With book, music and lyrics by Richard Oberacker and Robert Taylor, Bandstand, in this traveling production by Theater League, is an astounding, albeit uneasy, cry for America’s veterans, and not what you might expect in an era where “for the troops” is often politicized.
The story centers on Donny Novitski (Zack Zaromatidis), a World War II veteran and musician struggling to make a living in postwar Cleveland. He recruits a band of veterans to perform in the Tribute to the Troops competition, an old-timey radio version of America’s Got Talent fraught with product placement and an obvious romance with war widow Julia Trojan (Jennifer Elizabeth Smith).
For better or worse, there’s a dissonance in Bandstand. The opening number, “Just Like It Was Before,” begins in the trenches of war, teasing “Taps” over an upbeat melody. The weight of the battlefield doesn’t quite match the hopeful tone, yet it’s hard not to be utterly entranced by the smoke and mirrors, which in this case is smoke and swing dancers.
Originally directed and choreographed by Andy Blankenbuehler, Bandstand moves quickly and with military precision.

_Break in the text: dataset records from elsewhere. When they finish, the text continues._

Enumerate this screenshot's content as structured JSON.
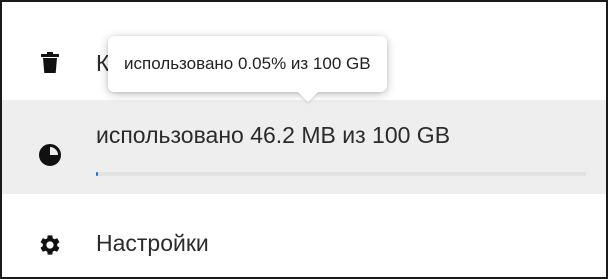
{
  "menu": {
    "trash": {
      "icon": "trash-icon",
      "label": "К"
    },
    "storage": {
      "icon": "pie-chart-icon",
      "label": "использовано 46.2 MB из 100 GB",
      "progress_percent": 0.05
    },
    "settings": {
      "icon": "gear-icon",
      "label": "Настройки"
    }
  },
  "tooltip": {
    "text": "использовано 0.05% из 100 GB"
  },
  "colors": {
    "selected_row_background": "#eeeeee",
    "progress_fill": "#1a73e8",
    "progress_track": "#e2e2e2",
    "icon": "#111111"
  }
}
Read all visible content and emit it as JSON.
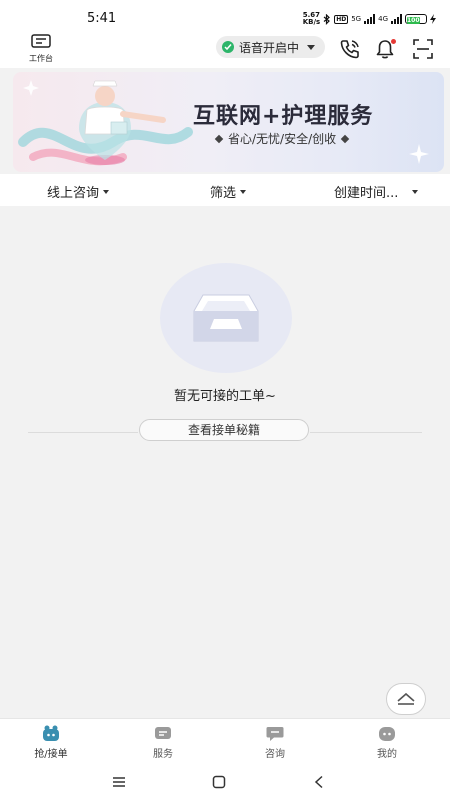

Dreamlike sequences fill the gaps in between scene changes while huge instruments on wheels rotate on and off the stage — piano, bass, drums, horns all swirling into and out of swanky bars with high-flying dancers.
Miles Plant leads the musical direction for the incredible musicians on stage, many of whom haven’t acted professionally before Bandstand. Zaromatidis’ voice is brilliant, strong and especially visceral in the sobering “Right This Way,” a middle finger to the disgraceful lack of compensation for veterans.
Similarly, Smith leads the band in the dark finale “Welcome Home,” an ironic, semi-comprehensive picture of postwar America.
Musical prowess aside, Bandstand is most powerful in its heavy-hitting moments: a soldier putting together, then taking apart, a glinting silver gun; the not-so-subtle metaphor of a rigged competition; the ghosts of fallen brothers pushing an upright piano across the stage; alcoholism, trauma and anxiety.
Roxy York, who plays Julia’s overbearing and jovial mother, sings a plaintive ballad in “Everything Happens,” a reminder that not everything needs an explanation, even though Bandstand seems to like neat little bows.
Thematically, Bandstand teases the road less traveled, but because no one really likes to be beaten over the head with the atrocities of war, we’re still served apple pie.